Lachesis shook her head solemnly and all three sisters grimaced as the compulsion not to disclose any more came over them.
"That is all we can tell you," Lachesis pronounced, a little sadly. "Suffice to say, there are six ways your story can end and six things Persephone can do to choose her ultimate fate. She is the one with control of your destiny, Hades. She always has been."
"Believe in her," urged Clotho, returning to her work. "Love is a powerful force that lies within both of you, to see you through the tough times."
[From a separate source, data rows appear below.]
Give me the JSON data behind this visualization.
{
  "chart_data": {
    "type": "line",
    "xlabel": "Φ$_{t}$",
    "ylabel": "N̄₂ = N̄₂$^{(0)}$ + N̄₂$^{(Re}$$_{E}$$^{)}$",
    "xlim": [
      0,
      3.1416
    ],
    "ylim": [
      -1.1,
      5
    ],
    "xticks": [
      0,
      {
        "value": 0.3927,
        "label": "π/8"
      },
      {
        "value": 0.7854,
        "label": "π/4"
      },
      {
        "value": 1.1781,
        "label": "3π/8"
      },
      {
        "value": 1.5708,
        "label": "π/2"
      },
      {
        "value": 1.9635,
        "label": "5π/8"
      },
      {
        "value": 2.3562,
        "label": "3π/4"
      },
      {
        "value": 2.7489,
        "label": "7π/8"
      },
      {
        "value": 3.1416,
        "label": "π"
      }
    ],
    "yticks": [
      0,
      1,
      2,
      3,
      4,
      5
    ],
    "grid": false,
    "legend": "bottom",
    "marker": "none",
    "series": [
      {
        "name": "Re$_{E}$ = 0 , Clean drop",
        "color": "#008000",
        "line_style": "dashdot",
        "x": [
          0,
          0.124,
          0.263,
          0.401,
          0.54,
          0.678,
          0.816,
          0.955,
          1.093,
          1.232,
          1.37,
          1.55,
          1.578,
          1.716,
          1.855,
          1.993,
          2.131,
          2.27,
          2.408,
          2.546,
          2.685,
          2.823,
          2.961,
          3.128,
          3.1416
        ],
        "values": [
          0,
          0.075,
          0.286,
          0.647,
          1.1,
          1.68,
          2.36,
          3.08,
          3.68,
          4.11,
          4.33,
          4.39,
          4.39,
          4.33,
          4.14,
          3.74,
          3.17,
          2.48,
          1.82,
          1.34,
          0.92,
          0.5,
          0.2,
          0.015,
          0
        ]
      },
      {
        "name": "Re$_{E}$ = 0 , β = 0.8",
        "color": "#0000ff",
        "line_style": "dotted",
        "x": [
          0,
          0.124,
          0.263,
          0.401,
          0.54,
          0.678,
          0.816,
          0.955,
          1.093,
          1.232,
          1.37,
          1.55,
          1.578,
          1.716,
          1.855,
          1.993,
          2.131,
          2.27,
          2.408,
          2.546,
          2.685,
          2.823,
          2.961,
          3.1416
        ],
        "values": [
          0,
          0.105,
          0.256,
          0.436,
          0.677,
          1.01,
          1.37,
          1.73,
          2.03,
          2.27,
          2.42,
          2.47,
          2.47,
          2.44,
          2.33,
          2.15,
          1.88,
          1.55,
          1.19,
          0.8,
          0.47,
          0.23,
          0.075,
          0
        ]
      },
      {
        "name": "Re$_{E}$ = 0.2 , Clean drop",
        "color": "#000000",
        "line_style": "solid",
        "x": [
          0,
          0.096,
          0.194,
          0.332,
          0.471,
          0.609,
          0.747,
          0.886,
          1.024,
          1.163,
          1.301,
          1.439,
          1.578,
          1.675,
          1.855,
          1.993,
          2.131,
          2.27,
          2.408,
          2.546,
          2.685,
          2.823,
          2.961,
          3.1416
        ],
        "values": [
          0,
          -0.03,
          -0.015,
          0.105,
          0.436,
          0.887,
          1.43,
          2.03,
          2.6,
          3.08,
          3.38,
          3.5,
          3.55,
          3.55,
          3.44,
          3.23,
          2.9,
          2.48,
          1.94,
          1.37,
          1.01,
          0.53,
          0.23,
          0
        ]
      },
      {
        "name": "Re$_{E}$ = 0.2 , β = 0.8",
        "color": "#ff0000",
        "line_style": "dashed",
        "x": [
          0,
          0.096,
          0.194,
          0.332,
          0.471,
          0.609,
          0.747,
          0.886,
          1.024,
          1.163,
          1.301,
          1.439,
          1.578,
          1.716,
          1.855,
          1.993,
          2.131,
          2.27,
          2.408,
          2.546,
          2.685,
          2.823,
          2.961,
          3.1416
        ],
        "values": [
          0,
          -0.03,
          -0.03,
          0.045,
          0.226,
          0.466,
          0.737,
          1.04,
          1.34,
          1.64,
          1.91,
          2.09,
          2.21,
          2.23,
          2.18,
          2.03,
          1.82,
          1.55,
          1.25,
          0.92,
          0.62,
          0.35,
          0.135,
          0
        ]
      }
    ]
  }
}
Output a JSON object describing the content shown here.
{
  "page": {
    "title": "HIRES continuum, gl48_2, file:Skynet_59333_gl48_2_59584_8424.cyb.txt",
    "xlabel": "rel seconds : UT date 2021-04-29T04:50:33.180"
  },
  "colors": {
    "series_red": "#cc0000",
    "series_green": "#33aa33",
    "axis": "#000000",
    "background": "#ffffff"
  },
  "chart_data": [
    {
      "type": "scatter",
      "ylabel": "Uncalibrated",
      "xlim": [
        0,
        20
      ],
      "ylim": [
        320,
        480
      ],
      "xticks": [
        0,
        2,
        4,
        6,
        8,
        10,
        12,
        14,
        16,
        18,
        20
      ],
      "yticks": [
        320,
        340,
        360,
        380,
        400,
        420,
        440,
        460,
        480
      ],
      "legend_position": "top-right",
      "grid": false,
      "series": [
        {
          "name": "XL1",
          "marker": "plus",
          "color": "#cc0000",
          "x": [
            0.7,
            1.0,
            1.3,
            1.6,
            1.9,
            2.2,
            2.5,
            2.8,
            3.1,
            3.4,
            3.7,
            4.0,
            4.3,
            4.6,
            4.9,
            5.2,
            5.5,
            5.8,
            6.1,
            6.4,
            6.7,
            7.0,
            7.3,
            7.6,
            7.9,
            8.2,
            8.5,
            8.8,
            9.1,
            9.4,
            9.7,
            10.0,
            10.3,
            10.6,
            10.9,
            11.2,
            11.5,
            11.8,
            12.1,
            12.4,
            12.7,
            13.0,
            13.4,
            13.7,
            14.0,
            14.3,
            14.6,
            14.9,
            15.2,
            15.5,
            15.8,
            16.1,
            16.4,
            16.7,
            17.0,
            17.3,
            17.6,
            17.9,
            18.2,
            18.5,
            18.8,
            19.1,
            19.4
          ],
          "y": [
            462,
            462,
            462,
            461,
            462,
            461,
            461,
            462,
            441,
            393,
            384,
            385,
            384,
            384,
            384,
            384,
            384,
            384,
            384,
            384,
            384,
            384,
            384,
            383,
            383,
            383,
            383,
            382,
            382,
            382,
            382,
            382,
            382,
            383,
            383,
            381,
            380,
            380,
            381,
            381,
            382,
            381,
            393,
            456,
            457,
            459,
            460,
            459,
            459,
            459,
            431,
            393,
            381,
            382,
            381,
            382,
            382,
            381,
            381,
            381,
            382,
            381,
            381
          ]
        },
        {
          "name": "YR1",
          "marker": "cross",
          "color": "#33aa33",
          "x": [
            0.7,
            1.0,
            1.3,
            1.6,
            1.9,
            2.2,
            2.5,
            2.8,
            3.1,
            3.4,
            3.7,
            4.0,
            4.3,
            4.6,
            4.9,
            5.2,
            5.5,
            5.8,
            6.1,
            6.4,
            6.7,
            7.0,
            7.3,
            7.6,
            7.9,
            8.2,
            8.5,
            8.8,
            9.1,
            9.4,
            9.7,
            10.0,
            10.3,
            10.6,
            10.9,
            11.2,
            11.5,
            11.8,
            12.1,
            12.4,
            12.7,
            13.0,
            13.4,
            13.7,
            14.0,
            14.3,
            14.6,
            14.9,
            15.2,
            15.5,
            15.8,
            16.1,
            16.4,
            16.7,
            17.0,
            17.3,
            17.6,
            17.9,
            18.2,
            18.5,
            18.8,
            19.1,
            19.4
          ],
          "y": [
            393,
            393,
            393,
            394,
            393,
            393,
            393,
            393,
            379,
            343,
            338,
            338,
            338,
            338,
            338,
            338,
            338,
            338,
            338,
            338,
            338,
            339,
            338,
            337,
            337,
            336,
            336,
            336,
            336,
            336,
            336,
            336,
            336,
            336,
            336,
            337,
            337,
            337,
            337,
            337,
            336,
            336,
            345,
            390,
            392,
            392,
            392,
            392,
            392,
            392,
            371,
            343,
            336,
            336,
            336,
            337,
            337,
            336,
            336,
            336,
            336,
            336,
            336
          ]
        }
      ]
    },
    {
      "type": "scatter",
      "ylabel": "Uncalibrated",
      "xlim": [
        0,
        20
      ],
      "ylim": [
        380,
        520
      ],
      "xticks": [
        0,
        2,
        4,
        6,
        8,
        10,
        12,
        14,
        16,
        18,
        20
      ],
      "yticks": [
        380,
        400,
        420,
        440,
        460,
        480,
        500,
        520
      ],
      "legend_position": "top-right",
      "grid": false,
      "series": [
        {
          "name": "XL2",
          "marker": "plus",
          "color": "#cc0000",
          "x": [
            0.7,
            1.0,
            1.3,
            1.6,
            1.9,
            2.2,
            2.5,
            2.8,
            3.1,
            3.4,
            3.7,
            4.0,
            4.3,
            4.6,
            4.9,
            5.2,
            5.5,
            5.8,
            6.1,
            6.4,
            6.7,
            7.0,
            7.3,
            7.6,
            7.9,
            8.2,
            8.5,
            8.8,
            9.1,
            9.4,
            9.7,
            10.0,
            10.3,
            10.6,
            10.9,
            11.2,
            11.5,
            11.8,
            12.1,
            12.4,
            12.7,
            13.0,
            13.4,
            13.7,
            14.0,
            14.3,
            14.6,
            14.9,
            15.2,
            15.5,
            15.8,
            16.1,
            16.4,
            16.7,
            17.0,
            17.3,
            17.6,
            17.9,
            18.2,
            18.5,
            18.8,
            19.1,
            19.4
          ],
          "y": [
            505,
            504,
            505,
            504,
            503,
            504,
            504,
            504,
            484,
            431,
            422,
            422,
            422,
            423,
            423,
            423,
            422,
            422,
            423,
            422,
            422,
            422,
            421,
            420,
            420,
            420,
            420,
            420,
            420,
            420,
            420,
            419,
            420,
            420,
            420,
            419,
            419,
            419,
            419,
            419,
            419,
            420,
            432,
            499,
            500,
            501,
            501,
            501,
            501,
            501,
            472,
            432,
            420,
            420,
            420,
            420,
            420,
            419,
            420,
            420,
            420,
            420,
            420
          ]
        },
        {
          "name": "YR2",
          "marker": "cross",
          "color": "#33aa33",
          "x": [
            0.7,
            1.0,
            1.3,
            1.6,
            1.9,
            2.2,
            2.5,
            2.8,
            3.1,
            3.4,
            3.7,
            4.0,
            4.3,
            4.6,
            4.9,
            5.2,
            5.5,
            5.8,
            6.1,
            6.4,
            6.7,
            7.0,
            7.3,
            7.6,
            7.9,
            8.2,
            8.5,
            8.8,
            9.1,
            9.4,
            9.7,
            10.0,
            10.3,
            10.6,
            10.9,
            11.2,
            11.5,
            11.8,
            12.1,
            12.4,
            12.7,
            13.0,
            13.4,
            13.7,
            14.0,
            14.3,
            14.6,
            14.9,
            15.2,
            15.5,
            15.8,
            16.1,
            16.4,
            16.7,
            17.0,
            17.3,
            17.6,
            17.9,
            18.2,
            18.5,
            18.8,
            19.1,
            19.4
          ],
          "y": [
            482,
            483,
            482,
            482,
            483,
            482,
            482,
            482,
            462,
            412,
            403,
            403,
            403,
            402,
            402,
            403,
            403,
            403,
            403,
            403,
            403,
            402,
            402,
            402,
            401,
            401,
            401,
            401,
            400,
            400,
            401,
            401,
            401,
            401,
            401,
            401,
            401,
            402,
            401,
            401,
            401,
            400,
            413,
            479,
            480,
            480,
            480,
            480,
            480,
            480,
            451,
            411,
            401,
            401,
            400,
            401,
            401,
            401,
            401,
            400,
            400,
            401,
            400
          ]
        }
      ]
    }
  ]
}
Hades shut his mouth tightly against his flood of frustrated questions. It would be no use to waste breath on trying to extract forbidden knowledge from the Fates. They were unwavering in their resolve and they were well-meaning. He had to trust his faith that, as they said, he could realise his happiness. So instead, he kissed each of the Fates on the hand, which they exclaimed over and then allowed the shadows to take him back to his House.
When he materialised from the darkness, he took a moment to take stock.
Trust her. Trust Persephone. I love her. I have to somehow show her that I love her.
An odd combination of sounds disturbed these serious thoughts and he concentrated, trying to determine what was making such a racket outside the walls of his House. After a second's hard listening, he could discern giggling, music, singing and the pounding of feet in time with the beat of the music. Hecate's shouts were mixed heavily in amongst the commotion. Hades rubbed his face with a hand and sighed, steeling himself to go out and investigate the source of all the nonsense.
What in the name of all creation has Hecate done this time?!